Berlaga di Red Bull Arena pada matchday pamungkas Liga Champions Grup H, Rabu 9 Desember 2020 dini hari WIB, MU kalah dengan skor 2-3.

Setan Merah, yang hanya butuh hasil imbang untuk lolos di Liga Champions, tertinggal 0-3 lebih dulu melalui gol Angelino, Amadou Haidara, Justin Kluivert.

MU berusaha bangkit di 10 menit terakhir. Dua gol berhasil disarangkan melalui Bruno Fernandes dan Paul Pogba. Sayang, MU tak mampu menambah satu gol lagi di waktu tersisa. Dengan demikian, mereka turun ke ajang Liga Europa.

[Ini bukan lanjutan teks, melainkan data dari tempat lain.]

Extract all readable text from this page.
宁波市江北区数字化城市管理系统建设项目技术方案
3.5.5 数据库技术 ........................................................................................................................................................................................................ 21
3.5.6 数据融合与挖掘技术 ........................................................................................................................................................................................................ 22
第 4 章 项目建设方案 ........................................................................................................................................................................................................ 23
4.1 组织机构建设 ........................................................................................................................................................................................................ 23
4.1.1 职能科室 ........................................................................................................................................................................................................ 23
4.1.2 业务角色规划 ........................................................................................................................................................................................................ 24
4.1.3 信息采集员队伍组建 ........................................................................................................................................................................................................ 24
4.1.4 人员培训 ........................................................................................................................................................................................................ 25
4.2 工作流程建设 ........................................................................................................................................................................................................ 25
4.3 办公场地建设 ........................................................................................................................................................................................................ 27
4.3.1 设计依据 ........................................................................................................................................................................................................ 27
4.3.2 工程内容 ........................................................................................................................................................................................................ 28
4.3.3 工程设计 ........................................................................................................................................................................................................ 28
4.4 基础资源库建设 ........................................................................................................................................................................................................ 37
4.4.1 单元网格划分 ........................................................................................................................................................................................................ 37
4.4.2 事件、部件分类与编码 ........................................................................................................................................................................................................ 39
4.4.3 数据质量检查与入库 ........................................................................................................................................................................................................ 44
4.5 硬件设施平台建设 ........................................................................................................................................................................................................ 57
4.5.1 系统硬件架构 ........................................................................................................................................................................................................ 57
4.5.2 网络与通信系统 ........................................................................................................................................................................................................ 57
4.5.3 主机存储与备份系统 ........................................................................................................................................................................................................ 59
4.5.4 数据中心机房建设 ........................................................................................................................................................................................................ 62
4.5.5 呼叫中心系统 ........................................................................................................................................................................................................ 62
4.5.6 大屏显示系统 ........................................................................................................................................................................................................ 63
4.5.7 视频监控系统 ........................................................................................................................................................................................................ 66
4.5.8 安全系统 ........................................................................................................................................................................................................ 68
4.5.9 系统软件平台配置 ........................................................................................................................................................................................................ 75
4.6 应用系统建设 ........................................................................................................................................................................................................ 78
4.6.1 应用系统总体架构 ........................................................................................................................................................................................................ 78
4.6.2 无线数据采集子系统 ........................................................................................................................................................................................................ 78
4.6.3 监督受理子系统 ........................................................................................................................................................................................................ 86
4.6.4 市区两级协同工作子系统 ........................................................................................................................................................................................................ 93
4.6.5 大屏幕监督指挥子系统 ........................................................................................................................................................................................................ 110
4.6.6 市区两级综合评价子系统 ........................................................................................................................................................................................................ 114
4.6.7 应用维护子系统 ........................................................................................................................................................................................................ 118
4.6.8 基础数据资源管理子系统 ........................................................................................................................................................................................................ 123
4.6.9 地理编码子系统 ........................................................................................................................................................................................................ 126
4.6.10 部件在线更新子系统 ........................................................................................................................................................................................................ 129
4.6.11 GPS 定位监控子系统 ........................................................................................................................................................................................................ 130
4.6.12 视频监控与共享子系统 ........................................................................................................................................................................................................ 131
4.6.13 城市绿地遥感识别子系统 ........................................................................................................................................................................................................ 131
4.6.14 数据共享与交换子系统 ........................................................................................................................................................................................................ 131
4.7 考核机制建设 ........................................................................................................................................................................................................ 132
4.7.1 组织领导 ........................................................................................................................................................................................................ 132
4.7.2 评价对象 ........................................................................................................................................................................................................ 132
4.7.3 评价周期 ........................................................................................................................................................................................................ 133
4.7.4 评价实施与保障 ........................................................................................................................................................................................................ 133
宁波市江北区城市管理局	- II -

“Ada semangat besar dan hampir comeback tapi kami memulai laga terlambat. Anda tak bisa memberikan lawan keunggulan 3-0. Saya pikir jelang akhir laga kami kurang beruntung,” kata Solskjaer, dikutip dari Sky Sports, Rabu 9 Desember 2020.

“Kami tidak cukup bagus. Di grup sulit ini kami memulai dengan bagus, tapi titik baliknya adalah kekalahan di Istanbul. Di situ kami kehlilangan poin yang harusnya bisa dimenangkan,” ujarnya.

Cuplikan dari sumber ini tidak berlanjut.